More hypocritical and redundant "democracy", this time from Facebook.  A vote is up for a "governing" document, called Rights and Responsibilities, that includes the following two rules:

3.8 You will not use Facebook to do anything unlawful, misleading, malicious, or discriminatory.
4.4 You will not use Facebook if you are a convicted sex offender.

The later is unnecessary given the former.  Combining to two implies that Facebook can discriminate but its members cannot.  And how is 4.4 enforced?  It implies than a non-member could browse facebook.com and be in violation, so Facebook is extending its "jurisdiction" to action performed outside those who signed up?!  Does this fall under the legal concept of theft?? or thought-crime?  "I'm sorry officer.  I saw Pamela's big titties on the billboard.  I didn't know one wasn't suppose to stop and gawk."

This kind of hyper-morality undermines the ethical changes needed to actually prevent something like rape.  Today, a 16 year old guy can "sext" his 15 year old girlfriend, be convicted as a sex offender, registered for life, and not join Facebook.  This is not the same as a 35 year old teacher luring a student into sex.  This is silly.

What about this revision:

3.8  Both Facebook (governing members) and its members will read the laws of their respective governments, from national to local, and act accordingly.
4.4  If you have ever been registered as an officer of a company that has filed for bankruptcy, or if you have ever litigated on behalf of a company filing for bankruptcy, or ever acted on behalf of a bankrupt company to liquidate debts, or sat as a judge who ordered a company's bankruptcy, then you may not create a Facebook account.  Sorry; you failed.

Cast your vote, and say silly things like them.


( 4 comments — Leave a comment )
Apr. 17th, 2009 07:39 pm (UTC)
The United States of Facebook

How many votes does it take to ratify the "Document of Governance?"
Apr. 17th, 2009 11:10 pm (UTC)
Apr. 20th, 2009 08:10 pm (UTC)
The later is unnecessary given the former.

No.
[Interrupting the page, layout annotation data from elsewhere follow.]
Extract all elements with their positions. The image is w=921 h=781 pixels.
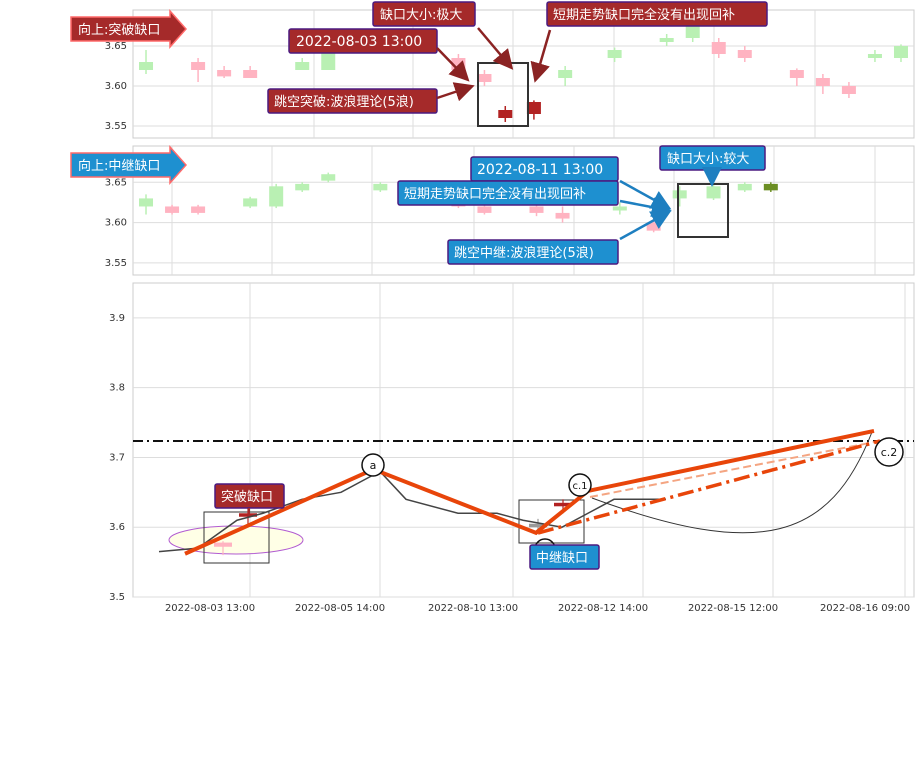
candle <box>558 66 573 86</box>
lower-projection <box>537 439 881 535</box>
y-tick-label: 3.55 <box>105 121 127 132</box>
relay-gap-size-text: 缺口大小:较大 <box>667 152 749 167</box>
wave-path-line <box>184 428 875 556</box>
candle <box>737 46 752 62</box>
point-c2-label: c.2 <box>881 446 898 459</box>
relay-gap-panel: 3.55 3.60 3.65 向上:中继缺口 2022-08-11 13:00 缺口… <box>70 145 915 276</box>
breakout-box-main <box>203 511 270 564</box>
point-a-marker: a <box>361 453 385 477</box>
no-fill-arrow <box>530 29 552 83</box>
x-tick-label: 2022-08-03 13:00 <box>165 603 255 614</box>
candle <box>217 66 232 78</box>
breakout-gap-panel: 3.55 3.60 3.65 向上:突破缺口 缺口大小:极大 2022-08-03 … <box>70 1 915 139</box>
candle <box>763 182 778 192</box>
no-fill-text: 短期走势缺口完全没有出现回补 <box>553 7 735 23</box>
candle <box>737 182 752 192</box>
relay-no-fill-text: 短期走势缺口完全没有出现回补 <box>404 186 586 202</box>
candle <box>243 66 258 78</box>
candle <box>269 183 284 209</box>
relay-label-main-text: 中继缺口 <box>536 551 588 566</box>
y-tick-label: 3.7 <box>109 452 125 463</box>
candle <box>321 172 336 183</box>
candle <box>711 38 726 58</box>
x-tick-label: 2022-08-12 14:00 <box>558 603 648 614</box>
candle <box>672 186 687 207</box>
relay-date-text: 2022-08-11 13:00 <box>477 162 603 178</box>
relay-wave-text: 跳空中继:波浪理论(5浪) <box>454 246 594 261</box>
gap-size-badge <box>372 1 476 27</box>
y-tick-label: 3.65 <box>105 41 127 52</box>
y-tick-label: 3.60 <box>105 81 127 92</box>
y-tick-label: 3.55 <box>105 258 127 269</box>
candle <box>893 44 908 62</box>
x-tick-label: 2022-08-16 09:00 <box>820 603 910 614</box>
wave-breakout-badge <box>267 88 438 114</box>
date-arrow <box>436 47 470 82</box>
relay-wave-badge <box>447 239 619 265</box>
candle <box>139 194 154 215</box>
candle <box>815 74 830 94</box>
upper-projection <box>589 440 881 498</box>
y-tick-label: 3.60 <box>105 218 127 229</box>
x-tick-label: 2022-08-10 13:00 <box>428 603 518 614</box>
y-tick-label: 3.5 <box>109 592 125 603</box>
candle <box>841 82 856 98</box>
point-a-label: a <box>370 459 377 472</box>
candle <box>526 100 541 120</box>
relay-no-fill-arrow <box>619 197 672 218</box>
candle <box>477 70 492 86</box>
gap-size-arrow <box>477 27 514 70</box>
relay-tag: 向上:中继缺口 <box>70 145 188 185</box>
candle <box>373 182 388 192</box>
x-tick-label: 2022-08-15 12:00 <box>688 603 778 614</box>
relay-box-main <box>518 499 585 544</box>
breakout-label-main: 突破缺口 <box>214 483 285 509</box>
breakout-date-text: 2022-08-03 13:00 <box>296 34 422 50</box>
candle <box>165 204 180 215</box>
breakout-label-main-text: 突破缺口 <box>221 489 273 505</box>
relay-wave-arrow <box>619 210 672 241</box>
breakout-tag: 向上:突破缺口 <box>70 9 188 49</box>
wave-main-panel: 3.5 3.6 3.7 3.8 3.9 2022-08-03 13:00 2022-08-… <box>109 282 915 614</box>
candle <box>555 206 570 223</box>
candle <box>191 58 206 82</box>
mini-candle <box>214 541 232 556</box>
y-tick-label: 3.65 <box>105 177 127 188</box>
price-line <box>158 470 666 553</box>
candle <box>139 50 154 74</box>
relay-tag-text: 向上:中继缺口 <box>78 158 160 174</box>
projection-arc <box>591 431 873 534</box>
y-tick-label: 3.9 <box>109 313 125 324</box>
candle <box>477 204 492 215</box>
candle <box>191 204 206 215</box>
candle <box>789 68 804 86</box>
candle <box>612 202 627 215</box>
candle <box>867 50 882 62</box>
wave-breakout-text: 跳空突破:波浪理论(5浪) <box>274 94 414 110</box>
candle <box>243 196 258 209</box>
relay-no-fill-badge <box>397 180 619 206</box>
candle <box>607 47 622 62</box>
y-tick-label: 3.6 <box>109 522 125 533</box>
candle <box>295 58 310 70</box>
candle <box>498 106 513 122</box>
gap-size-text: 缺口大小:极大 <box>380 8 462 23</box>
point-c1-marker: c.1 <box>568 473 592 497</box>
breakout-date-badge <box>288 28 438 54</box>
breakout-tag-text: 向上:突破缺口 <box>78 22 160 38</box>
y-tick-label: 3.8 <box>109 383 125 394</box>
x-tick-label: 2022-08-05 14:00 <box>295 603 385 614</box>
candle <box>295 182 310 192</box>
relay-label-main: 中继缺口 <box>529 544 600 570</box>
candle <box>659 34 674 46</box>
point-c1-label: c.1 <box>572 481 587 492</box>
point-c2-marker: c.2 <box>874 437 904 467</box>
no-fill-badge <box>546 1 768 27</box>
panel1-frame <box>132 9 915 139</box>
wave-arrow <box>436 82 475 102</box>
You could be a sex offender without using facebook to do it. i.e. You could take your clothes off and strip across a football field and be convicted as a sex offender.
Apr. 21st, 2009 03:00 am (UTC)
This is why philosophers ... suck. Context obviates the intent of the rules as 'use of Facebook'. One cannot use Facebook whilst flashing football kids; one can post pictures of yourself mooning the audience. My point was why separate one kind of felon that is contextually meaningful to Facebook, like fraud? or theft? It was probably put there to satisfy parents, but Facebook could stick to its guns and require a minimum age of 18.

Note that the rules actually imply that posting a picture, even privately, implies that no one can steal it. However, posting a private picture of one's bum and a 13 year old member somehow looking at it -- despite hacking or fraud or however they got to it -- could spell time in the slammer for *you*. The rules have gone too far in seeming to protect while actually protecting people less.